今日は朝早く目が覚めた。
散歩に出ることも考えたけれど、次に泊まる宿を探し始めたら止まらなくなってしまった。気が付けば昼近く。ようやく前半に泊まる宿は予約できたものの、後半はまだ決めていない。実際に泊まってみてから考えようと思っている。
宿探しを終えたあと、ふと手が止まった。
今、自分はどんな人生を生きているのだろう。
会社を辞め、時間に縛られず、海外を旅しながら暮らす。若い頃なら憧れていたような生活を送っている。
もちろん、自由はある。
好きな時間に起きて、歩きたい街を歩き、気になる店に入る。誰かに急かされることもない。

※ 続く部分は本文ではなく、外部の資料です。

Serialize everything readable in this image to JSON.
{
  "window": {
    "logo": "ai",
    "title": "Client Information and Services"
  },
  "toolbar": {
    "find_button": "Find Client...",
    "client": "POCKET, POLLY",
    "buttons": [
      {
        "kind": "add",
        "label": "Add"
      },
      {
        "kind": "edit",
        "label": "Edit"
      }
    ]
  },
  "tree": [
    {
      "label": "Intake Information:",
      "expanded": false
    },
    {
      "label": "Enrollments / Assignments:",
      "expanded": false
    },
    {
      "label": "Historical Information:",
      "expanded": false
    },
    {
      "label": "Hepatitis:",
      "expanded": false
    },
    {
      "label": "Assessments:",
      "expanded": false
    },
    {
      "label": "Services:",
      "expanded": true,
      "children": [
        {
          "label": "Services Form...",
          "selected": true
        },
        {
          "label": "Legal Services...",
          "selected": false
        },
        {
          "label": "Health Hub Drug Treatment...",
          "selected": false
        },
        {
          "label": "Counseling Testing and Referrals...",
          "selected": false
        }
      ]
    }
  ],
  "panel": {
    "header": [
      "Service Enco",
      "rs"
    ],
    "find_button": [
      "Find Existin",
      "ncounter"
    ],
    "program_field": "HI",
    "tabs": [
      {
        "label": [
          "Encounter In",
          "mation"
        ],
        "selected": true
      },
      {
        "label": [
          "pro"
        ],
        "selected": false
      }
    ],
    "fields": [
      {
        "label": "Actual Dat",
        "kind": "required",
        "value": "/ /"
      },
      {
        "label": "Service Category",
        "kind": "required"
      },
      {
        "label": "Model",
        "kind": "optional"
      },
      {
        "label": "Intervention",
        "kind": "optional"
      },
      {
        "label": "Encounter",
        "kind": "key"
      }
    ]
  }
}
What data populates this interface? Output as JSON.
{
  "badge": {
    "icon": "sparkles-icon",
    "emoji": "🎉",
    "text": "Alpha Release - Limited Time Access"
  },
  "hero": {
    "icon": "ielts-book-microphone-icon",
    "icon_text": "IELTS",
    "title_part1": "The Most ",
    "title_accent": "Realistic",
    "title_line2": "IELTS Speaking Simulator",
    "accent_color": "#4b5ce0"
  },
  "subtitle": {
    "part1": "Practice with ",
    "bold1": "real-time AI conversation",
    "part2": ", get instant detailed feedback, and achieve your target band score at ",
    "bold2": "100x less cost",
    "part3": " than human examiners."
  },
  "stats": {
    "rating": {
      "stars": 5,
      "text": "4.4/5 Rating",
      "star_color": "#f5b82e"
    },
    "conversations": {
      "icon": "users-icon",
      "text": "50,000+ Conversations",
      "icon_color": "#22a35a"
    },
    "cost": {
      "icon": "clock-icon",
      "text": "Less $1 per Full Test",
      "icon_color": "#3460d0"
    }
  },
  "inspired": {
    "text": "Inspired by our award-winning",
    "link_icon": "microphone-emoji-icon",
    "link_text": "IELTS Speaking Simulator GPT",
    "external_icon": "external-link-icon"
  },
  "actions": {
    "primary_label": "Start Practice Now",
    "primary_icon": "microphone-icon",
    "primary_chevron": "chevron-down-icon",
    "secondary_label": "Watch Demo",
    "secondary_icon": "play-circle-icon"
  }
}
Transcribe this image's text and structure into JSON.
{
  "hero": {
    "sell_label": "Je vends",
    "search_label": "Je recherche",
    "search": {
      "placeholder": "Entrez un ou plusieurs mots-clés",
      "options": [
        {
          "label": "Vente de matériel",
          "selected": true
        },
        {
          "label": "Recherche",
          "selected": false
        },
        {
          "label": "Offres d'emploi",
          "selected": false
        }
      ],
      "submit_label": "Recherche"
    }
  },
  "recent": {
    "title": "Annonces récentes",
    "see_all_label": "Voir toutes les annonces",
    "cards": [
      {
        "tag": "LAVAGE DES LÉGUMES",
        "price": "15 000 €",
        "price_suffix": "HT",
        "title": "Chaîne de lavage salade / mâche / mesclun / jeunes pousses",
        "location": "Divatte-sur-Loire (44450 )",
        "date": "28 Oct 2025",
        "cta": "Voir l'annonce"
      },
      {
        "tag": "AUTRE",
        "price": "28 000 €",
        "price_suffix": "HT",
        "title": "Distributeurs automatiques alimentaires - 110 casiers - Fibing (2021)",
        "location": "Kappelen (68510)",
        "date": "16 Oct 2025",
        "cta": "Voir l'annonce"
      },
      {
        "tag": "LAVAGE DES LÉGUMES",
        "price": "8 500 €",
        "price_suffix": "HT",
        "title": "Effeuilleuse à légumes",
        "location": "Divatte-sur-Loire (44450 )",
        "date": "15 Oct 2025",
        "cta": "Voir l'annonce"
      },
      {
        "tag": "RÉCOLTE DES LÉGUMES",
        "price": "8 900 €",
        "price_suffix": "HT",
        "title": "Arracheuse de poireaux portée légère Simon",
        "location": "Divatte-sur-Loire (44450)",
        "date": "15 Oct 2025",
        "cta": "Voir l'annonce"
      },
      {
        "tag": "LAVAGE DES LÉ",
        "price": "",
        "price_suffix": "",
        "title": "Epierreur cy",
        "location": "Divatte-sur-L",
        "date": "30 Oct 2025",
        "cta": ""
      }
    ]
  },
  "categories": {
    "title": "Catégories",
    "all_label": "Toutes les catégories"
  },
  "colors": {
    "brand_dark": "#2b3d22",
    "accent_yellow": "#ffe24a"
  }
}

でも、その自由に満足している今だからこそ思うことがある。
旅先で気分が高揚しているうちに、本当は目を向けなければならないことを見落としてはいないだろうか。
物事には必ず明るい面と暗い面がある。
そのことを考えているうちに、太陽の姿が頭に浮かんだ。
太陽が高く昇っているとき、影は短い。
でも西へ傾くにつれて、影は少しずつ長くなっていく。
今の自分にとって、その太陽はどの高さにあるのだろう。
まだ昇っている途中なのか。それとも、もうゆっくりと沈み始めているのか。
その答えは、今はまだ分からない。
きっと未来になって振り返ったときにしか分からないことなのだと思う。
そんなことを考えていると、パタヤという街も重なって見えてきた。
パタヤは西向きの海岸だ。
毎日、美しい夕日が海へ沈んでいく。
この街には欧米から来た年配の人たちが本当に多い。現役を終え、暖かい場所で静かに暮らす人たちを見ていると、ここは人生の夕暮れを過ごす街なのかもしれないと思うことがある。
一方で、ベトナムのダナンは東向きの海岸だ。
海から昇る朝日を眺める街。
だから人生まで上向くわけではないのは分かっている。それでも、人は景色に意味を重ねてしまう。
もちろん、街が人生を決めるわけではない。
同じパタヤでも、新しい挑戦を始める人もいれば、静かな余生を楽しむ人もいる。
結局、昇る太陽なのか、沈む太陽なのかを決めるのは街ではなく、自分自身なのだろう。
それでも、この街で夕日を眺めていると考えてしまう。
今の自分の太陽は、どちらへ向かっているのだろう、と。
答えはまだ出ない。
でも、それでいい。
人生は思い通りにはならない。だからこそ、その時々の風を受け止めながら、自分で帆の向きを選び続けるしかない。
数年後、この旅を振り返ったとき、「あの頃が新しい人生の始まりだった」と思えるのか。それとも違う意味を持つ時間だったと思うのか。
その答えは、未来の自分だけが知っている。